Sure enough, next game, home to Detroit, the Leafs changed it up again: they went back to waving their sticks.

Boston’s Milan Lucic got punched in the head by Dalton Prout from Columbus this week, and it knocked him to a knee and when he got up he was mad — which is to say madder than usual. The anger continued for days after the punch because, as he told Tim Rosenthal of Boston.com, “It was the end of the game and I let him know that I wasn’t going to fight him. I wasn’t prepared and I let my guard down and that’s what happens when you let your guard down. I’ve been in over 100 fights and I never took a shot like that.”

“I find it to be gutless and that’s my thoughts on it.”

Dallas lost seven games all in a row. Coach Lindy Ruff, in the midst of the mess: “When you have two guys fall down, and you get goals scored against you, that’s frustrating. I’ve never seen anything like this.”

For a while there, the Chicago Blackhawks were having troubles scoring goals. Mark Lazerus of Chicago’s Sun-Times thought maybe captain Jonathan Toews might be worried but he was wrong: no worries, Toews said. “We’ve had individuals who’ve dealt with this before. It’s not the end of the world.”

Chicago’s rookie defenceman Trevor van Riemsdyk scored his first NHL goal, in a game against San Jose. “It was a pretty cool moment,” he told the reporters in the aftermath. “It was pretty special.”

Except for then — sorry. The NHL changed its mind. Kris Versteeg had actually scored the goal, with van Riemsdyk assisting. Oh, well. “I had a feeling, even right away when it first happened, that it hit someone,” van Riemsdyk told Tracey Myers of CSNChicago.com. “It hit Steeger there, and that’s good for him. He was right in front of the net. He earned it. I think he took a pretty good crosscheck because when I looked up he was down on his knees. It was a cool moment to have my first goal but I just have to stick with it.”
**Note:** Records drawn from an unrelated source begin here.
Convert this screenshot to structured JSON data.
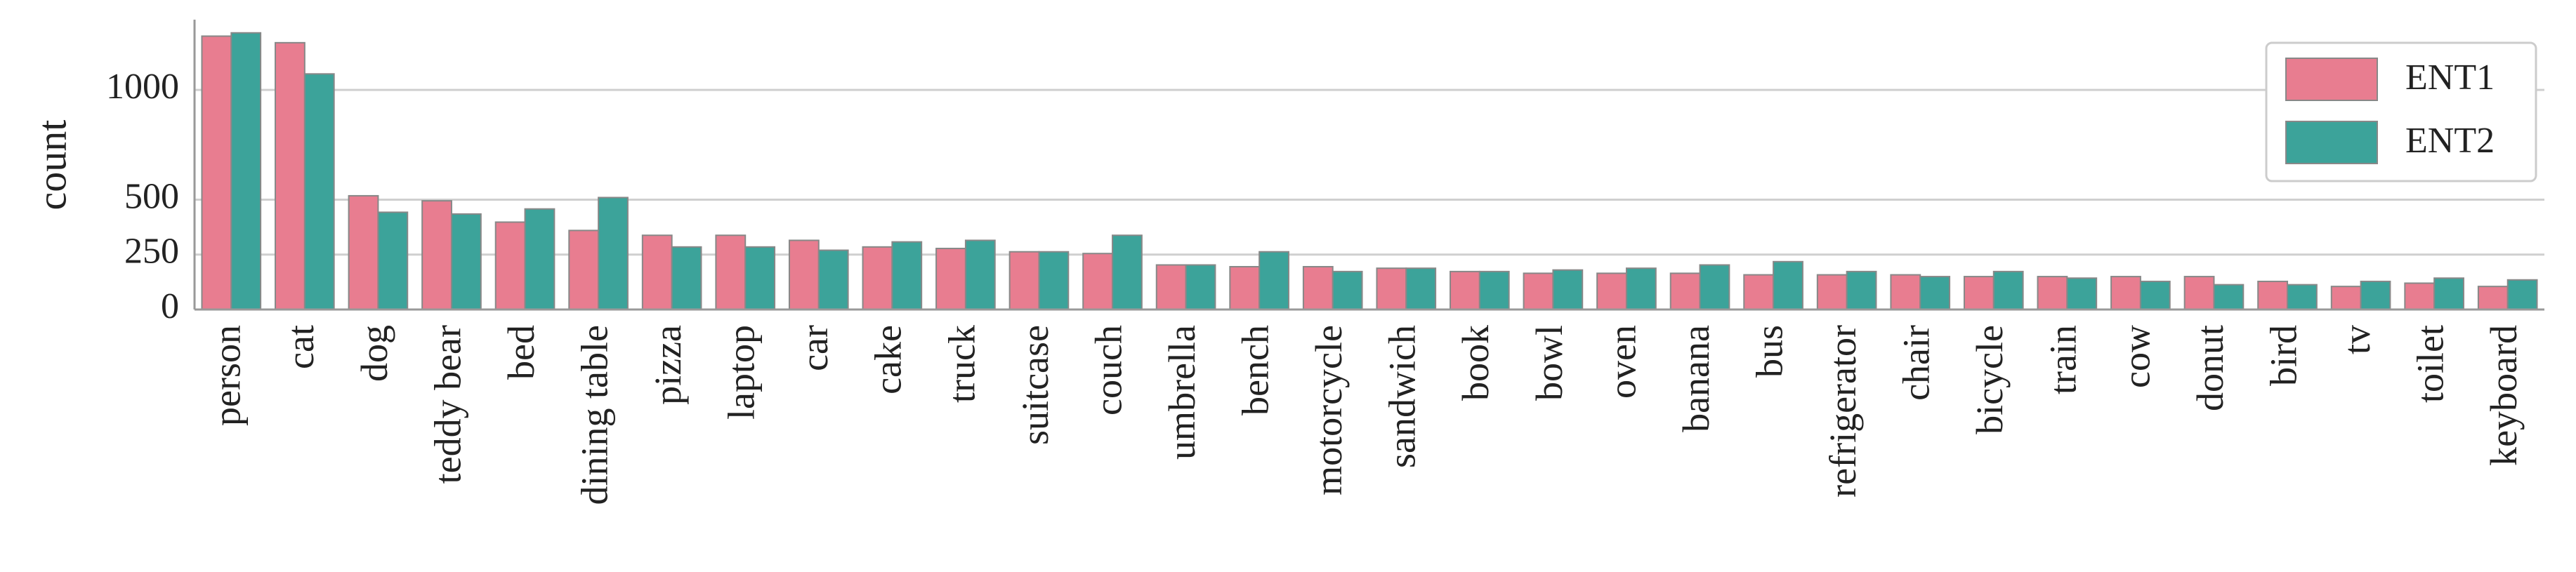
{
  "chart_data": {
    "type": "bar",
    "y_label": "count",
    "categories": [
      "person",
      "cat",
      "dog",
      "teddy bear",
      "bed",
      "dining table",
      "pizza",
      "laptop",
      "car",
      "cake",
      "truck",
      "suitcase",
      "couch",
      "umbrella",
      "bench",
      "motorcycle",
      "sandwich",
      "book",
      "bowl",
      "oven",
      "banana",
      "bus",
      "refrigerator",
      "chair",
      "bicycle",
      "train",
      "cow",
      "donut",
      "bird",
      "tv",
      "toilet",
      "keyboard"
    ],
    "series": [
      {
        "name": "ENT1",
        "color": "#e87d90",
        "values": [
          1245,
          1215,
          518,
          495,
          398,
          360,
          338,
          338,
          315,
          285,
          278,
          263,
          255,
          203,
          195,
          195,
          188,
          173,
          165,
          165,
          165,
          158,
          158,
          158,
          150,
          150,
          150,
          150,
          128,
          105,
          120,
          105
        ]
      },
      {
        "name": "ENT2",
        "color": "#3ca39a",
        "values": [
          1260,
          1073,
          443,
          435,
          458,
          510,
          285,
          285,
          270,
          308,
          315,
          263,
          338,
          203,
          263,
          173,
          188,
          173,
          180,
          188,
          203,
          218,
          173,
          150,
          173,
          143,
          128,
          113,
          113,
          128,
          143,
          135
        ]
      }
    ],
    "ylim": [
      0,
      1320
    ],
    "yticks": [
      0,
      250,
      500,
      1000
    ],
    "grid": true,
    "legend": "upper right"
  }
}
He did that, of course, stuck with it, and probably would have scored soon enough for himself, and still will, except that he’s out of the game now for three, maybe four months. In a game with Dallas he took a shot in the left lower body, which fractured. He limped off the ice. After the game, Blackhawks coach Joel Quenneville testified that the injury was “pretty bad” and the defenceman would be out of action for “a while.” A few days later, when surgeons went in to fix the damage, we learned that it was the patella.

The Montreal Gazette’s Pat Hickey recalled a time when the Canadiens’ power play was so mighty that the NHL had to change its rules.

Prior to 1956, a player taking a minor penalty had to serve the full two minutes, and it wasn’t uncommon for the team on the power play to score more than one goal, particularly when that team was the Canadiens with Maurice (Rocket) Richard, Bernie (Boom Boom) Geoffrion and Dickie Moore.

Guess what, though? Today the Canadiens’ powerplay isn’t what it used to be 60 years ago, especially on the road.

At Grantland, Katie Baker wrote about goals great and not-so:

Life’s a journey, not a destination, sure, but no one cares much about a puck’s many travels unless and until they lead it straight to the back of the net. And when they do — when the goalie sprawls in vain and the lamp gets lit and the arms get raised and the “f’in rights, boys!” gets hollered — we ascribe special significance to the occasion and search for meaning.

Sometimes there isn’t meaning, though. Sometimes a puck just bounces off a buttock.

Sportsnet’s Hometown Hockey stopped by Burnaby in British Columbia, and when that happened, we found out some things about a couple of native sons, specifically that (1) Joe Sakic never forgot where he came from and (2) Ryan Nugent-Hopkins, for whom pressure is nothing new, points to lessons learned in his hometown as a source of strength.